Art: Bransgrove Blasted

2 minute read
TIME

It is the scornful, if inaccurate, sniff of young modernists that in its 108 years the National Academy of Design has never produced a first-rate work of art. Neither, for that matter, has it ever produced a first-rate scandal. But last week it came dangerously close to it. Boiling with suppressed excitement, President Jonas Lie summoned newshawks to his studio, fed them cheese snaps & Scotch whiskey, and announced that for the first time in its existence the Academy had just expelled a member, “for conduct considered prejudicial to the Academy.”

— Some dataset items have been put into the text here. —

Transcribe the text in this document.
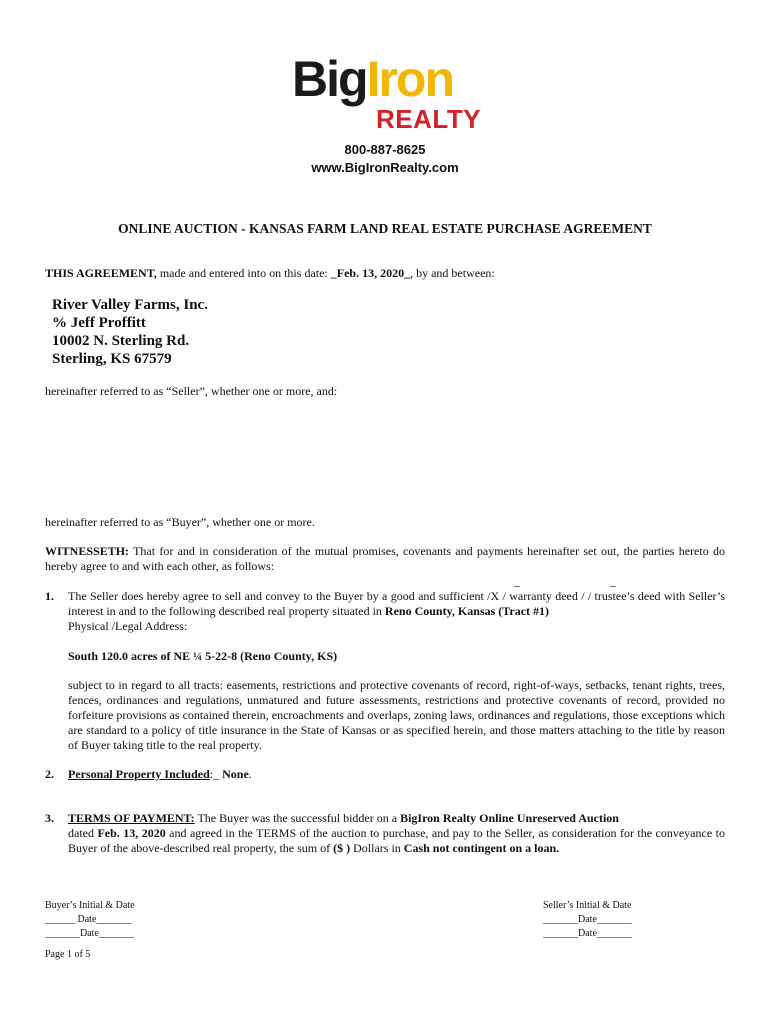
BigIron
REALTY
800-887-8625
www.BigIronRealty.com
ONLINE AUCTION - KANSAS FARM LAND REAL ESTATE PURCHASE AGREEMENT
THIS AGREEMENT, made and entered into on this date: _Feb. 13, 2020_, by and between:
River Valley Farms, Inc.
% Jeff Proffitt
10002 N. Sterling Rd.
Sterling, KS 67579
hereinafter referred to as “Seller”, whether one or more, and:
hereinafter referred to as “Buyer”, whether one or more.
WITNESSETH: That for and in consideration of the mutual promises, covenants and payments hereinafter set out, the parties hereto do hereby agree to and with each other, as follows:
_	_
1. The Seller does hereby agree to sell and convey to the Buyer by a good and sufficient /X / warranty deed / / trustee’s deed with Seller’s interest in and to the following described real property situated in Reno County, Kansas (Tract #1)
Physical /Legal Address:
South 120.0 acres of NE ¼ 5-22-8 (Reno County, KS)
subject to in regard to all tracts: easements, restrictions and protective covenants of record, right-of-ways, setbacks, tenant rights, trees, fences, ordinances and regulations, unmatured and future assessments, restrictions and protective covenants of record, provided no forfeiture provisions as contained therein, encroachments and overlaps, zoning laws, ordinances and regulations, those exceptions which are standard to a policy of title insurance in the State of Kansas or as specified herein, and those matters attaching to the title by reason of Buyer taking title to the real property.
2. Personal Property Included:_ None.
3. TERMS OF PAYMENT: The Buyer was the successful bidder on a BigIron Realty Online Unreserved Auction
dated Feb. 13, 2020 and agreed in the TERMS of the auction to purchase, and pay to the Seller, as consideration for the conveyance to Buyer of the above-described real property, the sum of ($ ) Dollars in Cash not contingent on a loan.
Buyer’s Initial & Date
______ Date_______
_______Date_______
Seller’s Initial & Date
_______Date_______
_______Date_______
Page 1 of 5
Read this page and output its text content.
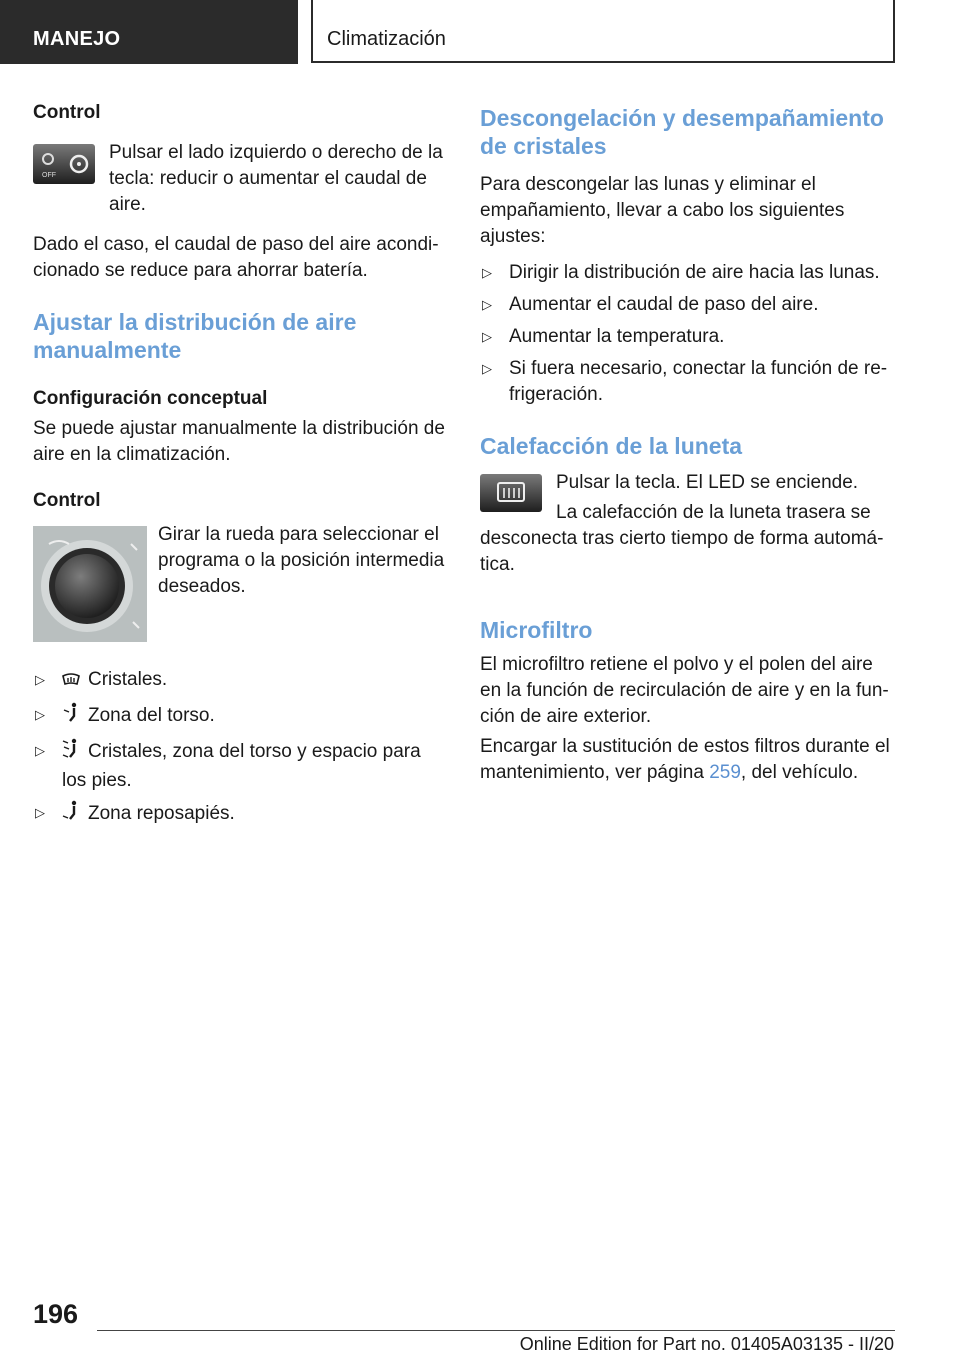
MANEJO	Climatización

Control

OFF

Pulsar el lado izquierdo o derecho de la tecla: reducir o aumentar el caudal de aire.

Dado el caso, el caudal de paso del aire acondicionado se reduce para ahorrar batería.

Ajustar la distribución de aire manualmente

Configuración conceptual

Se puede ajustar manualmente la distribución de aire en la climatización.

Control

Girar la rueda para seleccionar el programa o la posición intermedia deseados.

▷ Cristales.
▷ Zona del torso.
▷ Cristales, zona del torso y espacio para los pies.
▷ Zona reposapiés.
Descongelación y desempañamiento de cristales

Para descongelar las lunas y eliminar el empañamiento, llevar a cabo los siguientes ajustes:

▷ Dirigir la distribución de aire hacia las lunas.
▷ Aumentar el caudal de paso del aire.
▷ Aumentar la temperatura.
▷ Si fuera necesario, conectar la función de refrigeración.
Calefacción de la luneta

Pulsar la tecla. El LED se enciende.

La calefacción de la luneta trasera se desconecta tras cierto tiempo de forma automática.

Microfiltro

El microfiltro retiene el polvo y el polen del aire en la función de recirculación de aire y en la función de aire exterior.

Encargar la sustitución de estos filtros durante el mantenimiento, ver página 259, del vehículo.

196
Online Edition for Part no. 01405A03135 - II/20
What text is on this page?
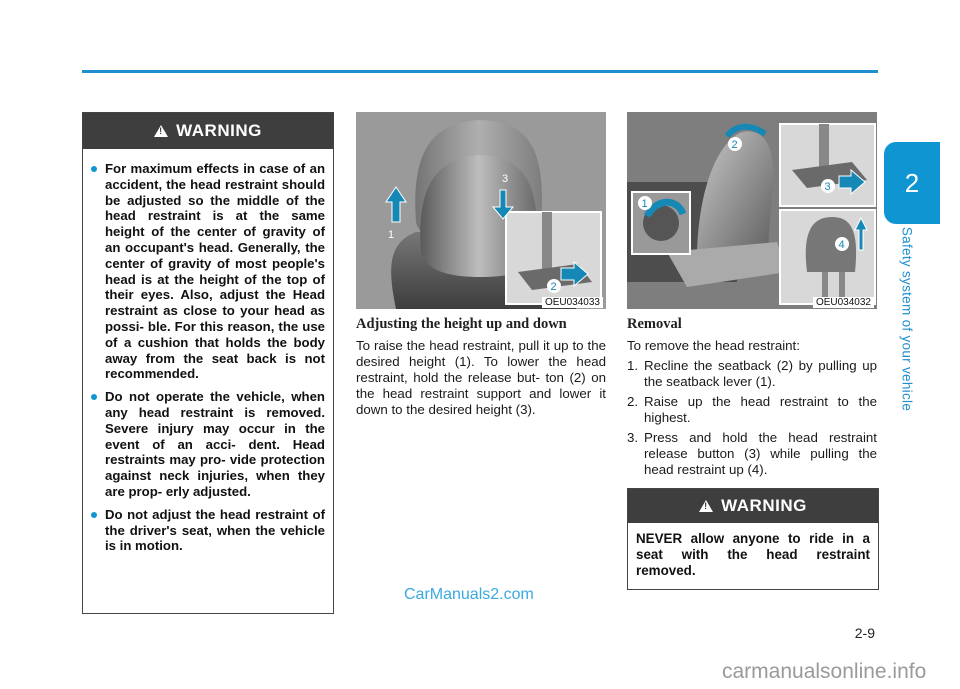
2
Safety system of your vehicle
!
WARNING
For maximum effects in case of an accident, the head restraint should be adjusted so the middle of the head restraint is at the same height of the center of gravity of an occupant's head. Generally, the center of gravity of most people's head is at the height of the top of their eyes. Also, adjust the Head restraint as close to your head as possi- ble. For this reason, the use of a cushion that holds the body away from the seat back is not recommended.
Do not operate the vehicle, when any head restraint is removed. Severe injury may occur in the event of an acci- dent. Head restraints may pro- vide protection against neck injuries, when they are prop- erly adjusted.
Do not adjust the head restraint of the driver's seat, when the vehicle is in motion.
1
3
2
OEU034033
1
2
3
4
OEU034032
Adjusting the height up and down
To raise the head restraint, pull it up to the desired height (1). To lower the head restraint, hold the release but- ton (2) on the head restraint support and lower it down to the desired height (3).
Removal
To remove the head restraint:
1. Recline the seatback (2) by pulling up the seatback lever (1).
2. Raise up the head restraint to the highest.
3. Press and hold the head restraint release button (3) while pulling the head restraint up (4).
!
WARNING

NEVER allow anyone to ride in a seat with the head restraint removed.

2-9
CarManuals2.com
carmanualsonline.info
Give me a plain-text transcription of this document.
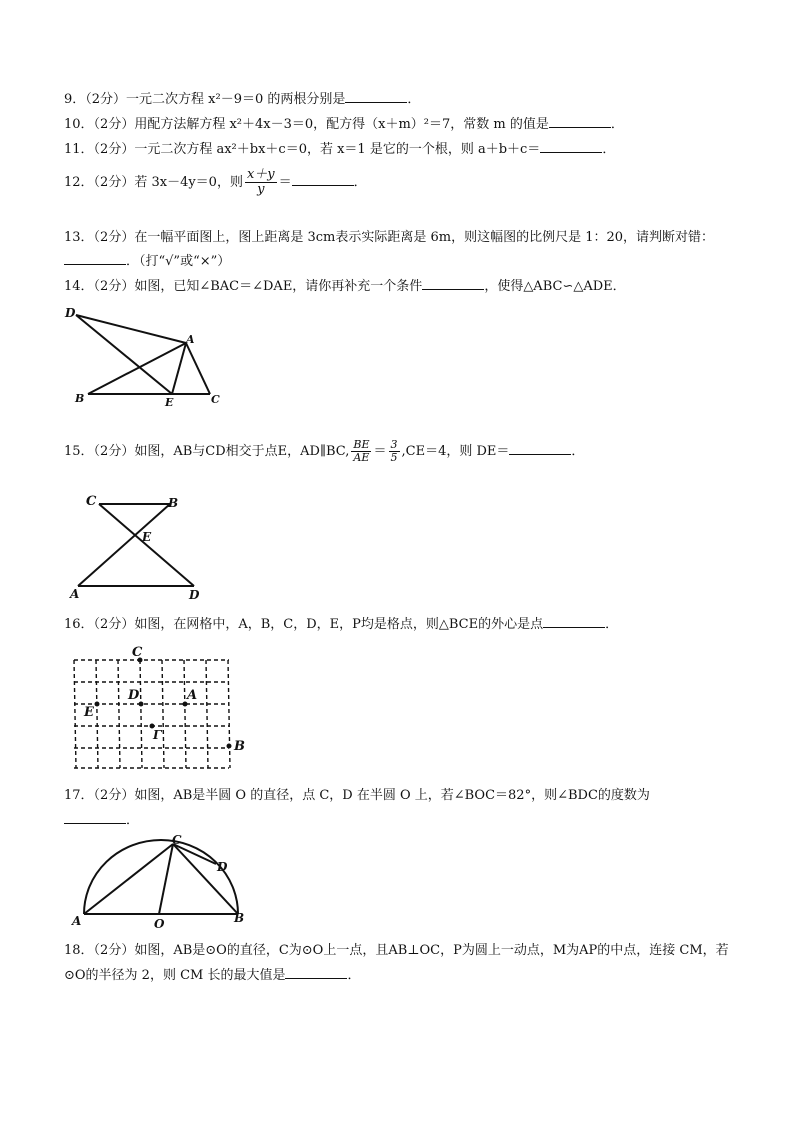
9．（2分）一元二次方程 x²－9＝0 的两根分别是	．
10．（2分）用配方法解方程 x²＋4x－3＝0，配方得（x＋m）²＝7，常数 m 的值是	．
11．（2分）一元二次方程 ax²＋bx＋c＝0，若 x＝1 是它的一个根，则 a＋b＋c＝	．
12．（2分）若 3x－4y＝0，则 $\frac{x+y}{y}$ ＝	．
13．（2分）在一幅平面图上，图上距离是 3cm表示实际距离是 6m，则这幅图的比例尺是 1：20，请判断对错：
．（打“√”或“×”）
14．（2分）如图，已知∠BAC＝∠DAE，请你再补充一个条件	，使得△ABC∽△ADE．
D
A
B	E	C
15．（2分）如图，AB与CD相交于点E，AD∥BC, $\frac{BE}{AE} = \frac{3}{5} ,CE=4$，则 DE＝	．
C	B
E
A	D
16．（2分）如图，在网格中，A，B，C，D，E，P均是格点，则△BCE的外心是点	．
C
D	A
E
Γ
B
17．（2分）如图，AB是半圆 O 的直径，点 C，D 在半圆 O 上，若∠BOC＝82°，则∠BDC的度数为
．
C
D
A	O	B
18．（2分）如图，AB是⊙O的直径，C为⊙O上一点，且AB⊥OC，P为圆上一动点，M为AP的中点，连接 CM，若⊙O的半径为 2，则 CM 长的最大值是	．
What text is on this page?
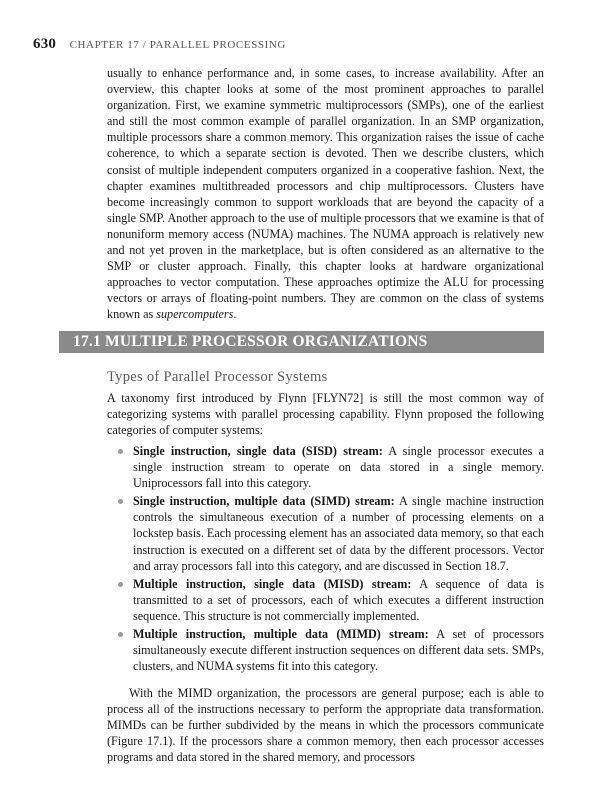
630 CHAPTER 17 / PARALLEL PROCESSING

usually to enhance performance and, in some cases, to increase availability. After an overview, this chapter looks at some of the most prominent approaches to parallel organization. First, we examine symmetric multiprocessors (SMPs), one of the earliest and still the most common example of parallel organization. In an SMP organization, multiple processors share a common memory. This organization raises the issue of cache coherence, to which a separate section is devoted. Then we describe clusters, which consist of multiple independent computers organized in a cooperative fashion. Next, the chapter examines multithreaded processors and chip multiprocessors. Clusters have become increasingly common to support workloads that are beyond the capacity of a single SMP. Another approach to the use of multiple processors that we examine is that of nonuniform memory access (NUMA) machines. The NUMA approach is relatively new and not yet proven in the marketplace, but is often considered as an alternative to the SMP or cluster approach. Finally, this chapter looks at hardware organizational approaches to vector computation. These approaches optimize the ALU for processing vectors or arrays of floating-point numbers. They are common on the class of systems known as supercomputers.

17.1 MULTIPLE PROCESSOR ORGANIZATIONS
Types of Parallel Processor Systems

A taxonomy first introduced by Flynn [FLYN72] is still the most common way of categorizing systems with parallel processing capability. Flynn proposed the following categories of computer systems:

Single instruction, single data (SISD) stream: A single processor executes a single instruction stream to operate on data stored in a single memory. Uniprocessors fall into this category.
Single instruction, multiple data (SIMD) stream: A single machine instruction controls the simultaneous execution of a number of processing elements on a lockstep basis. Each processing element has an associated data memory, so that each instruction is executed on a different set of data by the different processors. Vector and array processors fall into this category, and are discussed in Section 18.7.
Multiple instruction, single data (MISD) stream: A sequence of data is transmitted to a set of processors, each of which executes a different instruction sequence. This structure is not commercially implemented.
Multiple instruction, multiple data (MIMD) stream: A set of processors simultaneously execute different instruction sequences on different data sets. SMPs, clusters, and NUMA systems fit into this category.

With the MIMD organization, the processors are general purpose; each is able to process all of the instructions necessary to perform the appropriate data transformation. MIMDs can be further subdivided by the means in which the processors communicate (Figure 17.1). If the processors share a common memory, then each processor accesses programs and data stored in the shared memory, and processors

To the 1933 spring exhibition of the Academy, an Australian artist named Stephen Bransgrove submitted a study of bulbous furry-footed horses entitled Clydesdales. Academicians liked it so well that they awarded it the $300 Ellen Speyer prize for animal portraiture, and knowing practically nothing about the artist, called him before the committee and elected him to membership. Respectable Portraitist Henry Rittenberg was proud to do Stephen Bransgrove, A. N. A. This spring Academician Bransgrove submitted another canvas of a man, a girl, five setters and a shotgun. Another more acute Academician discovered that, line for line, stroke for stroke, it was a copy of a picture by one H. Septimus Power now hanging in the National Gallery in Sydney, Australia, and reproduced in full color in the 1927 Christmas annual of Table Talk. Then came the disclosures: Stephen Bransgrove A. N. A. apparently never painted an original stroke in his life. Directors of the National Gallery in Sydney had purchased one Bransgrove canvas and were about to purchase another. Originals of both were covers of The Literary Digest. Proudly on view in a Sydney Art Gallery was still another Bransgrove canvas last week. Entitled Heading South, it showed a man on horseback riding through a clearing. The original of that one was a Maxwell House Coffee advertisement, first painted by able Commercial Artist Haddon Sundblom.